The firm’s outlook focused on four priorities for economic growth in Canada. Specifically, it urged Canada to: 

  • Realize the value of its energy and natural resources and build its infrastructure to bring products to new markets 
  • Facilitate and accelerate the adjustment of its manufacturing sector 
  • Seize AI and technology opportunities to accelerate productivity growth and establish a distinct Canadian advantage 
  • Build a competitive defence industrial base to capitalize on the country’s and its allies’ increasing defence spending 

To achieve these priorities, the outlook emphasized the need for sound market fundamentals, policy leadership from governments, and strong private sector engagement. Bennett Jones explained that smart policy may entail public investment aimed at catalyzing private investment, as well as temporary government measures to help an industry and its workers adapt to external shocks. 

Canada’s efforts

The firm’s outlook acknowledged positive early steps by the federal government, including its passage of the Building Canada Act, which launched the Major Projects Office, and the signing of a memorandum of understanding to advance private sector energy investments. 

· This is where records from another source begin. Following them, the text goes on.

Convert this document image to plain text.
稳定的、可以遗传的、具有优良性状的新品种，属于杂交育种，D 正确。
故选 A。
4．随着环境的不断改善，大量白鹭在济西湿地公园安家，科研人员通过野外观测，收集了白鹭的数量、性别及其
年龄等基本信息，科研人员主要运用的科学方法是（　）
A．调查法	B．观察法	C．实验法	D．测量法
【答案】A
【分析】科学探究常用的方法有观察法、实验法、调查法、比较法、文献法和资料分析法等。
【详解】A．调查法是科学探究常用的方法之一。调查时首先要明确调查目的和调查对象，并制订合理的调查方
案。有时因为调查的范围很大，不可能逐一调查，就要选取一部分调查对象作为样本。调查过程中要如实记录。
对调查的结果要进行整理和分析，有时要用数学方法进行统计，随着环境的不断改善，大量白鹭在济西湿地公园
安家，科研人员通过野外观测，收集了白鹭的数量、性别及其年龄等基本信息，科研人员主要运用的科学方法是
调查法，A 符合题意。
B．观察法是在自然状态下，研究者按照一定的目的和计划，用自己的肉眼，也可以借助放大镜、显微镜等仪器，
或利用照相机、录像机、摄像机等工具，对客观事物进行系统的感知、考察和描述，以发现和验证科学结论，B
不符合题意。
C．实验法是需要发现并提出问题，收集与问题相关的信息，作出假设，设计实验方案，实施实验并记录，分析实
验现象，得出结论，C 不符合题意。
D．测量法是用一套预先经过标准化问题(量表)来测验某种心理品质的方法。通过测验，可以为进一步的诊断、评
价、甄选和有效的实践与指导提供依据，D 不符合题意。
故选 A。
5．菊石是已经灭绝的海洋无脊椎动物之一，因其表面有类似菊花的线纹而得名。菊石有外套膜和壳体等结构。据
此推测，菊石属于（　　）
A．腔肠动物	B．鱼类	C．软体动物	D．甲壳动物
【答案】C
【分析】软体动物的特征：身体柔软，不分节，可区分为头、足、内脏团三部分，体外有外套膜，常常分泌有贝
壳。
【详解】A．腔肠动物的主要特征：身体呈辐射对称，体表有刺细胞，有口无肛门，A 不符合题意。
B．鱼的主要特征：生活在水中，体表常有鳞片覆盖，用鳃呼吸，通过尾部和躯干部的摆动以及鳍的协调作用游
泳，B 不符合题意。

The outlook identified the following key factors of success to ensure that the building of projects will proceed: 

  • the economic case for the projects and the commitment of project proponents 
  • policy clarity, including in relation to carbon regulation and pricing 
  • intergovernmental strategic and operational collaboration at every stage 
  • the alignment between public and private decision-making processes and timelines 
  • fair and efficient risk management and sharing 
  • Indigenous peoples’ consent and participation 
  • cultural change and delivery capacity across the regulatory system 

Regarding the federal budget, the outlook welcomed the policy shift in favour of public and private investment to overcome Canada’s structural challenges. 

However, the firm stated that the proposed fiscal anchors – more discretionary spending, increased deficits, and a higher debt-to-GDP ratio – might not be enough to ensure the policy choices needed for prudence and sustainability.